É (TAMBÉM) SOBRE ISSO

A pobreza, este fenômeno multidimensional e multifacetado, nos olha diretamente nos olhos todos os dias.

Nós, que trabalhamos com a escuta qualificada, que estamos lá, num ambiente "personalizado", bem precarizado, insalubre, sem isto e sem aquilo, cuidadosamente pensado para que "o pobre se sinta em casa", estamos lá... E nós vimos e ouvimos.

Ela, a pobreza, sofre de depressão crônica. Em alguns casos agravada pela situação socioeconômica pós pandemia. Perda do que já quase não tinha: renda, teto, alimentos (em quantidade e qualidade suficiente), dignidade...

Vínculos também foram perdidos, em muitos contextos. Ela, a pobreza, nos contou os seus processos de violação, violência, desolação.

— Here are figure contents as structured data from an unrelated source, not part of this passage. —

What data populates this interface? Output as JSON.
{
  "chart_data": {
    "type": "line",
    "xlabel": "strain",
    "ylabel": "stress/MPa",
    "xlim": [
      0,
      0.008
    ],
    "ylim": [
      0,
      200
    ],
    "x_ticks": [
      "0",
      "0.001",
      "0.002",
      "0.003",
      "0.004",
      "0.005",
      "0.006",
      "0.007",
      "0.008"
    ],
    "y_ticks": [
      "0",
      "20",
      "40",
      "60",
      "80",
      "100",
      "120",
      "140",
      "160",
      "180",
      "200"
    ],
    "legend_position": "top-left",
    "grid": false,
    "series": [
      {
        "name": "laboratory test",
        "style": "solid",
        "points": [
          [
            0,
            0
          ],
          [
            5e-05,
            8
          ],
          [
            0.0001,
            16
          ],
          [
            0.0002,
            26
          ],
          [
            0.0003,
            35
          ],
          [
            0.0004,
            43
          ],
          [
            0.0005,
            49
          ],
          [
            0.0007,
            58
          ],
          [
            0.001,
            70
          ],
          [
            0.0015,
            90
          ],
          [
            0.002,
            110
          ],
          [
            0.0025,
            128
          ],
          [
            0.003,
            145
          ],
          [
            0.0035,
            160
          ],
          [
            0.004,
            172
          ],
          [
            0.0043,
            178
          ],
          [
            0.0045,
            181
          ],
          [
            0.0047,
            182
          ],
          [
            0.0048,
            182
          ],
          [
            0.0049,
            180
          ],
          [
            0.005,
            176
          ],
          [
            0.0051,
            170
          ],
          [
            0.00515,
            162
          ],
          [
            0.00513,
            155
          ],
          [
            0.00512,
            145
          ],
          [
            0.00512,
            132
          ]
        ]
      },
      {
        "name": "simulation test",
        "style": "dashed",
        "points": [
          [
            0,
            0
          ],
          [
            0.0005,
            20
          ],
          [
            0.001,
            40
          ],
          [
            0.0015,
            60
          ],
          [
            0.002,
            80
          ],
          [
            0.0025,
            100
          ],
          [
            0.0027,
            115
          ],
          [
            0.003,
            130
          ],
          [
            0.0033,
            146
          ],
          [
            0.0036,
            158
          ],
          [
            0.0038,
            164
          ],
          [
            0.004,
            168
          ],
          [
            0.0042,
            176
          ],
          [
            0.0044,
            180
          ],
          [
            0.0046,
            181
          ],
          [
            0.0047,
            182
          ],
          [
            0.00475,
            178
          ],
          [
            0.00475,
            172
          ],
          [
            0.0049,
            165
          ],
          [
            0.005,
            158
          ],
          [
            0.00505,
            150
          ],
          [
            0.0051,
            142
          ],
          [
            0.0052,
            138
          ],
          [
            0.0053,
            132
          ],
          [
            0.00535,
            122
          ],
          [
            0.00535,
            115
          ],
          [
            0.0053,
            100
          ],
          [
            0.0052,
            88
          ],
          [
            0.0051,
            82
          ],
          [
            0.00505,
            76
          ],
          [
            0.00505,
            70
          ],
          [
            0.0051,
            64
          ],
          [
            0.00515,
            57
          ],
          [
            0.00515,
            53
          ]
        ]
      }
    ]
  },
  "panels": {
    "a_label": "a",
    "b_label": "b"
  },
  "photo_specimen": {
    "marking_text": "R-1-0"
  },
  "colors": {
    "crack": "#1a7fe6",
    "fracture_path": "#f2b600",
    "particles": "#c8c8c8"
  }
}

Algumas vezes perpetradas pelos próximos, pelos que deveriam proteger. Outras vezes a violência ou violação foi deflagrada pelo próprio Estado - o que também deveria proteger.

Ela, a pobreza, gênero feminino, pele preta, nos contou.

Entra cotidianamente em nossos gabinetes acalorados, de cadeiras tortas, enjambradas. Se senta, nos fita diretamente nos olhos e nos conta.

Muitas vezes ela, a pobreza, assume gênero masculino também. Não na maioria, mas muitas vezes. A cor da pele, em geral, permanece em degradê para tons mais "fechados".

Mas também se veste de pele não preta, porque essa também perdeu emprego (ou trabalho ou renda), na pandemia. Também tem seus processos de adoecimento e empobrecimento, de esgarçamento da saúde mental.

E ela, a pobreza, que muitas vezes é de fato unipessoal - mas que também se reproduz continuamente - vai ganhando corpo, vai se fazendo robusta de diversidades, de várias peles, rostos e idades, num movimento "quase democrático".

Nós, profissionais da escuta socioassistencial, estamos lá. Dia a dia, face a face. E tentamos dizer para ela, para a pobreza que nos encara, que existe este ou aquele caminho a ser percorrido.

Mas ela, a pobreza, sabe que, em última análise, é simbiose da acumulação de riquezas. Sim, se há concentração em um lugar é porque há drenagem em outro. Acontece com a água e com recursos financeiros.

Ou seja, no sistema em que vivemos, não é coerente acreditar em "humanização" ou "ponderação" deste. O capitalismo selvagem - faca nos dentes e sangue nos olhos, com foco na acumulação - não é passível de domesticação. Ele está cada vez mais "financeirizado" e supõe, necessariamente, a existência dos "sobrantes".

E insiste em dizer a eles, aos sobrantes que corporificam a pobreza, que é uma questão de "mérito":

- Se esforce mais! Você vai sair dessa!

Ela, a pobreza corporificada, acredita e absorve o discurso. Lembra ainda que "Deus proverá e sua misericórdia não faltará!". Agradece, por continuar a sobrevida de miséria. Se endivida, porque "dentro da palavra dívida, existe vida", já dizia a campanha fofa do "banco santo" (aquele banco do santo André).

Subjetividades cada vez mais cooptadas pela lógica capitalista, a lógica da acumulação a partir da superexploração. E direitos trabalhistas? Para quê?

Ah, sim. Vale mencionar: a pobreza também é lembrada em campanhas de (re)eleição.

E nós, profissionais da escuta, servimos com dor ou servimos a própria dor (da "falta" disto ou daquilo).

É preciso ter atenção.

Então, sigamos. Servidores sim, servos do sistema, não!